MatchPoint Solutions is a fast-growing, young, energetic global IT-Engineering services company with clients across the US. We provide technology solutions to various clients like Uber, Robinhood, Netflix, Airbnb, Google, Sephora, and more! More recently, we have expanded to working internationally in Canada, China, Ireland, UK, Brazil, and India. Through our culture of innovation, we inspire, build, and deliver business results, from idea to outcome. We keep our clients on the cutting edge of the latest technologies and provide solutions by using industry-specific best practices and expertise.

We are excited to be continuously expanding our team. If you are interested in this position, please send over your updated resume. We look forward to hearing from you!

Job Title: Sr Site Reliability Engineer (IPP Team)

Number of Roles: 2 - two locations

Target Start Date: Beginning of Feb

Location: Austin, Tx or Santa Clara, Ca. (some on-site work required)

Rate: $65-78/hr on W2

Responsibilities:

  • Develop framework and scripts to automate workflows and deployments in the private cloud environment.
  • Deploy and maintain a large farm of machines using world-class Configuration Management & Infrastructure Automation (IaaC) tools like Chef, Ansible, Terraform
  • Develop extensive monitoring systems to have fast, reliable and real-time pulse of the various infrastructure subsystems (Zabbix, Grafana)
  • Participate in on-call & rotational L1 support for round-the-clock monitoring and remediation of the infrastructure.
  • Work closely with multi-functional teams across the globe to ensure service uptime and SLAs are maintained.
  • Solve complex problems involving multi site infrastructure scaling, leading GPU product bring-up in infrastructure, integrating GPU test suites to infrastructure harness etc.
  • Automation and performance tuning of regression test frameworks, creation of self healing/automated recovery solutions for multi-geo regression farms.
  • Assist in roll-out and deployment of new development features aimed at supporting the latest Nvidia hardware and technologies.

Looking for:

  • Bachelor's or Master's Degree in Computer Science or Software Engineering, or equivalent demonstrable experience.
  • 2+ years of relevant experience in cloud technologies.
  • Ability to analyze and debug source code to triage, root cause and resolve issues in the infrastructure. Collaborate with the development teams in improving the build and test infrastructure.
  • Familiar with maintenance and setup of Linux, Windows hosts and popular open source applications such as Nginx, Apache HTTP, Apache Tomcat and MySQL server.
  • Hands-on programming experience with any including but not limited to Python (preferred), TCL, JAVA etc. Unix shell proficiency is expected.
  • Experience in MySQL/No-SQL(plus), should be able to write complex queries.
  • Experience with version control systems like Perforce, GIT is expected.

Stand out with:

  • Experience with public clouds (AWS, Google Cloud Platform, Azure), VM and container virtualization technologies like VMware, KVM, Docker and Kubernetes.
  • Background with automating bare metal and VM provisioning.
  • Experience with debugging GPU performance issues, embedded device software development and automation, software driver development and CUDA/TensorRT applications.
Benefits include Medical, Dental, Vision and 401k.

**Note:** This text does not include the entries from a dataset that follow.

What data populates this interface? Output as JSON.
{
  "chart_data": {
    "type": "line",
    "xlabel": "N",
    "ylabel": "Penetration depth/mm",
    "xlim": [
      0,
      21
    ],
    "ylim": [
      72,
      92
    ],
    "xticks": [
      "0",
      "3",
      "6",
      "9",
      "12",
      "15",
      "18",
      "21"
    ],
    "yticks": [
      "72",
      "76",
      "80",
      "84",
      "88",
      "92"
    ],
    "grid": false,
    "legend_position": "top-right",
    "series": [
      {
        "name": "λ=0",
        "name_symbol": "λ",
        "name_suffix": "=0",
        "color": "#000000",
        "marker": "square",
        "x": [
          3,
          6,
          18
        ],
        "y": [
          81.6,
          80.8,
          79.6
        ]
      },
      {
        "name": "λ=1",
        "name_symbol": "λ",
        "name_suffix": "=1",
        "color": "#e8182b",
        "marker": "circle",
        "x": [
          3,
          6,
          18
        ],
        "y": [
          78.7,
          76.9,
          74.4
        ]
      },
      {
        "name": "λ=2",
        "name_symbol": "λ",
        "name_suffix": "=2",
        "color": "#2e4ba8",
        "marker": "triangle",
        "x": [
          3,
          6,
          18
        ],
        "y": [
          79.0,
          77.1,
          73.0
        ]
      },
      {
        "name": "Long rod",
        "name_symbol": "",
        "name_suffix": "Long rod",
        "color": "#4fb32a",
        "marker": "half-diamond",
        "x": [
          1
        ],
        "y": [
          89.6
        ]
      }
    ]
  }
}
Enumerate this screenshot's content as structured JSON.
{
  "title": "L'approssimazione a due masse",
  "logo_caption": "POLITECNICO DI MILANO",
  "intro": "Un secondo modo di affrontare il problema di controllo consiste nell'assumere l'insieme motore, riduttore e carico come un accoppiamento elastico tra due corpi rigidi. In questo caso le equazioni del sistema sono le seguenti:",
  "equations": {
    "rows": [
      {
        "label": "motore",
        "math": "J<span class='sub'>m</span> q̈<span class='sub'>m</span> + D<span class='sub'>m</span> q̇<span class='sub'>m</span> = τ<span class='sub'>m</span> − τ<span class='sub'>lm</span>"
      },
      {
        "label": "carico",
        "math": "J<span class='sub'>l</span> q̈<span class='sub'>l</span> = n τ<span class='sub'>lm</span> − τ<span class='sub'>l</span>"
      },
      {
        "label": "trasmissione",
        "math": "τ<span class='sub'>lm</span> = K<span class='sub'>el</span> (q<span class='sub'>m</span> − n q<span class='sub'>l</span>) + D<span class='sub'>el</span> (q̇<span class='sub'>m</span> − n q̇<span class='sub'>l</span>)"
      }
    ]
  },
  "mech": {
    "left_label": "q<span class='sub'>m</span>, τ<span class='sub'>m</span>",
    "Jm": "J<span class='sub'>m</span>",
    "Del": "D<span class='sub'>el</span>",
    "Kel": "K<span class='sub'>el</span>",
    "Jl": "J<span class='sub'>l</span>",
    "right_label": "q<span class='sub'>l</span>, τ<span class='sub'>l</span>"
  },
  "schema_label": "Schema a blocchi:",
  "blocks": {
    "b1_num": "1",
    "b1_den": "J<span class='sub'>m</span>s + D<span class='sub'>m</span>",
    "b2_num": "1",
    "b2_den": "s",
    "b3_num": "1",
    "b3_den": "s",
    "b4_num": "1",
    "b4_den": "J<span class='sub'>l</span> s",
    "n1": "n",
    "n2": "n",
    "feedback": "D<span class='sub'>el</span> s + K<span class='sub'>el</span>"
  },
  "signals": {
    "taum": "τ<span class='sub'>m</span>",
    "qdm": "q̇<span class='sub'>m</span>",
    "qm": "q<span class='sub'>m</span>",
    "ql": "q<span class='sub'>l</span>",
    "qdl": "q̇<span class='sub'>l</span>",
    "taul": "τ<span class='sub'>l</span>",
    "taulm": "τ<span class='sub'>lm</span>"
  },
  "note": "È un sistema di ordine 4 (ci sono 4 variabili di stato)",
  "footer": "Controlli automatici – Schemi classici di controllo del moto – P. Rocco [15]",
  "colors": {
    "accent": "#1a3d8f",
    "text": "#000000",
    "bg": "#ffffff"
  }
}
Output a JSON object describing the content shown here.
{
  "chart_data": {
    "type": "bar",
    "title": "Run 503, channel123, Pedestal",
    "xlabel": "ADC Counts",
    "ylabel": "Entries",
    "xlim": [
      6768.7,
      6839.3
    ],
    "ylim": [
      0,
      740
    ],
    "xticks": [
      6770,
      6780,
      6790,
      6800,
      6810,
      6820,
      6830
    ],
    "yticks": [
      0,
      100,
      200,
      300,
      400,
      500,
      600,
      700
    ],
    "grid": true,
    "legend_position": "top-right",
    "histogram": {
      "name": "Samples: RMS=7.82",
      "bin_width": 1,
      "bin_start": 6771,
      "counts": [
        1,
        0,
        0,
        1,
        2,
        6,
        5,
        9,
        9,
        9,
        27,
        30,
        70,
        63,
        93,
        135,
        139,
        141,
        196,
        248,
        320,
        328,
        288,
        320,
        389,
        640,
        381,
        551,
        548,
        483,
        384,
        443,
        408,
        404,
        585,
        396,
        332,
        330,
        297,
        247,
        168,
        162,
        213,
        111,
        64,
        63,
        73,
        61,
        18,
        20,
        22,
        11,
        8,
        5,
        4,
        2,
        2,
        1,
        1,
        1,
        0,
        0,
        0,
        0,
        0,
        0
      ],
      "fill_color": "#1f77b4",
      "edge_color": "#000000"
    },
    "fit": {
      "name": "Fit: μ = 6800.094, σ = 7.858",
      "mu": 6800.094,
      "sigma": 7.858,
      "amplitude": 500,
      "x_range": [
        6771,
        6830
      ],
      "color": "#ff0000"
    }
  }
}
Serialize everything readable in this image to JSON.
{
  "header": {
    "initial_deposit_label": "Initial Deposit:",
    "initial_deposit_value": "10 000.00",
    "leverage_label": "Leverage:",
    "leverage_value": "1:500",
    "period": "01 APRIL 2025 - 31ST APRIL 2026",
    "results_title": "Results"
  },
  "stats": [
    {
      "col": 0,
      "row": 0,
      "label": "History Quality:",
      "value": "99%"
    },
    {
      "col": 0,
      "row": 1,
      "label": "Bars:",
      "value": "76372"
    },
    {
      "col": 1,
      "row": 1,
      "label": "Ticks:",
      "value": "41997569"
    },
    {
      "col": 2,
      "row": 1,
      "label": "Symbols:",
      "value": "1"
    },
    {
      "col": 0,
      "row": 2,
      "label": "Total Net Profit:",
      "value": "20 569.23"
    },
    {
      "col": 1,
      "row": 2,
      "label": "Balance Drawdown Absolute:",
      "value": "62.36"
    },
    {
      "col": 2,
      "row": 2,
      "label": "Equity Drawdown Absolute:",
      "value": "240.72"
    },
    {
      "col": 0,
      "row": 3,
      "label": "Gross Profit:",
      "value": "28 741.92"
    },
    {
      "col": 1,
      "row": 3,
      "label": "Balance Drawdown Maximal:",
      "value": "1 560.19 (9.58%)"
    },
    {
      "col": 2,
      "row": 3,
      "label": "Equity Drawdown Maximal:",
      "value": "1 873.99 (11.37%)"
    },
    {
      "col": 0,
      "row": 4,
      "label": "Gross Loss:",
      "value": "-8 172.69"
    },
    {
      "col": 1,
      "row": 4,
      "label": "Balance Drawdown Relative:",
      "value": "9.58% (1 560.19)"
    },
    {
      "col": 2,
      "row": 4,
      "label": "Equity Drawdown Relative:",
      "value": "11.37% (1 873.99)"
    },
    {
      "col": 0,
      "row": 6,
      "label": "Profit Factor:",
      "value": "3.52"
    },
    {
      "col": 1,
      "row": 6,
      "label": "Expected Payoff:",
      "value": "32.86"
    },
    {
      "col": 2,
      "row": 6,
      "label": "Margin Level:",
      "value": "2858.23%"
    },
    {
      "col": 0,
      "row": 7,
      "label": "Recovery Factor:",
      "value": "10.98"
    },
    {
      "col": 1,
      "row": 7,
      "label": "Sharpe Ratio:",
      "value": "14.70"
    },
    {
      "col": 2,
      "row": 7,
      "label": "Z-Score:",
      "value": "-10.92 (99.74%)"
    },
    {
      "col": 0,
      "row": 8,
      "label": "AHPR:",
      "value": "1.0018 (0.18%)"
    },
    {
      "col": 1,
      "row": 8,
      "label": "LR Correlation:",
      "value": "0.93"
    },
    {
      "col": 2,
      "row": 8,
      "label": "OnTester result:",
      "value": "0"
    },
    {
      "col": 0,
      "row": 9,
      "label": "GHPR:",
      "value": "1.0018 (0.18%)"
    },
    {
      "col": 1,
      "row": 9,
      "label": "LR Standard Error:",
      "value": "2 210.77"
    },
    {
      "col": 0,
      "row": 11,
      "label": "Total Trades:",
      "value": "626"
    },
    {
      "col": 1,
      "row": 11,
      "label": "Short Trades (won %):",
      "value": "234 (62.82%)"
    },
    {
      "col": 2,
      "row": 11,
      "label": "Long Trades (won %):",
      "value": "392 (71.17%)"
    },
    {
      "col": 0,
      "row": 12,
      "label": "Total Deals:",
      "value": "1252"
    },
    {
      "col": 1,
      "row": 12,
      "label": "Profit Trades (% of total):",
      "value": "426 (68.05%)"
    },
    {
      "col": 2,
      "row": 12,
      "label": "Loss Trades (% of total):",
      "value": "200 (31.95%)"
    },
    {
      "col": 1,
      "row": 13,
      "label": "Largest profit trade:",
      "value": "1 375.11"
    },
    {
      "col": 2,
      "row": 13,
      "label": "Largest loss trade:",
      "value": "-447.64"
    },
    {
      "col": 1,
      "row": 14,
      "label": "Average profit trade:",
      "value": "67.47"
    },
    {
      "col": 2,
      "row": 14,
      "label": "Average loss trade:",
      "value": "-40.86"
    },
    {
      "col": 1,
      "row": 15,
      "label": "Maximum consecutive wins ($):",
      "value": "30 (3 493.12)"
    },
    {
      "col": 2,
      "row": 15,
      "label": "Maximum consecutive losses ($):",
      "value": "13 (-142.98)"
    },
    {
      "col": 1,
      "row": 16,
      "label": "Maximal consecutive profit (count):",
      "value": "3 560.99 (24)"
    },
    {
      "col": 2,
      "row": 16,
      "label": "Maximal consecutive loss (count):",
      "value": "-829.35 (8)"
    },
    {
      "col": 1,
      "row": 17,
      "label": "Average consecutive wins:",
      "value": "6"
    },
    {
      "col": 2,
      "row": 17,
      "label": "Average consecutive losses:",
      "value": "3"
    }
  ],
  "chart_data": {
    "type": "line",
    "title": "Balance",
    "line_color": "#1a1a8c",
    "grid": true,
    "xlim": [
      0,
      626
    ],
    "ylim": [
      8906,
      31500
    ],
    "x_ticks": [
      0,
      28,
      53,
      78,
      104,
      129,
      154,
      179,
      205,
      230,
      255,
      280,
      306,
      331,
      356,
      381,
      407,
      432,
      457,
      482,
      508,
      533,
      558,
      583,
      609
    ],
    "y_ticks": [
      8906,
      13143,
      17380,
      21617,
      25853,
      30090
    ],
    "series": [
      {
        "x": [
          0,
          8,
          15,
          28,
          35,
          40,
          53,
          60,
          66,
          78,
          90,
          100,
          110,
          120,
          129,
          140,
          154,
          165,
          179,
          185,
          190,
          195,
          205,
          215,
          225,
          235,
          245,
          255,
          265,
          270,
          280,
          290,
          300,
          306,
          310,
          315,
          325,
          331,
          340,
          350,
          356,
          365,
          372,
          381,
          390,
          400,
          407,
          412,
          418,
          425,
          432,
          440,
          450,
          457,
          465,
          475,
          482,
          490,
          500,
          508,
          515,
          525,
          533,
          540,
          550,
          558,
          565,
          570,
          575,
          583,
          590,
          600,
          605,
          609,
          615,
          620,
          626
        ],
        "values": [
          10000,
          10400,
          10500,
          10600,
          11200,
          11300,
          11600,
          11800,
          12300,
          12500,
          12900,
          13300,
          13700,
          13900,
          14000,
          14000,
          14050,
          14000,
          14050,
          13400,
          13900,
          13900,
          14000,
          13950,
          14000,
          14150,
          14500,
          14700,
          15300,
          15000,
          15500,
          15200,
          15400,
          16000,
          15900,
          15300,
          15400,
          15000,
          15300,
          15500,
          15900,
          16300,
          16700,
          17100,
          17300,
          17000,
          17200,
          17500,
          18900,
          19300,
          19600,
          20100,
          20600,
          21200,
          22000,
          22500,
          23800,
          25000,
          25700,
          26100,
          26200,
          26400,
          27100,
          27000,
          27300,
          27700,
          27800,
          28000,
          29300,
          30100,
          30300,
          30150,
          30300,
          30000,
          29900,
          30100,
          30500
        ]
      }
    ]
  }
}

MatchPoint Solutions provides equal employment opportunities to all employees and applicants for employment and prohibits discrimination and harassment of any type without regard to race, color, religion, age, sex, national origin, disability status, genetics, protected veteran status, sexual orientation, gender identity or expression, or any other characteristic protected by federal, state or local laws.

This policy applies to all terms and conditions of employment, including recruiting, hiring, placement, promotion, termination, layoff, recall, transfer, leaves of absence, compensation, and training.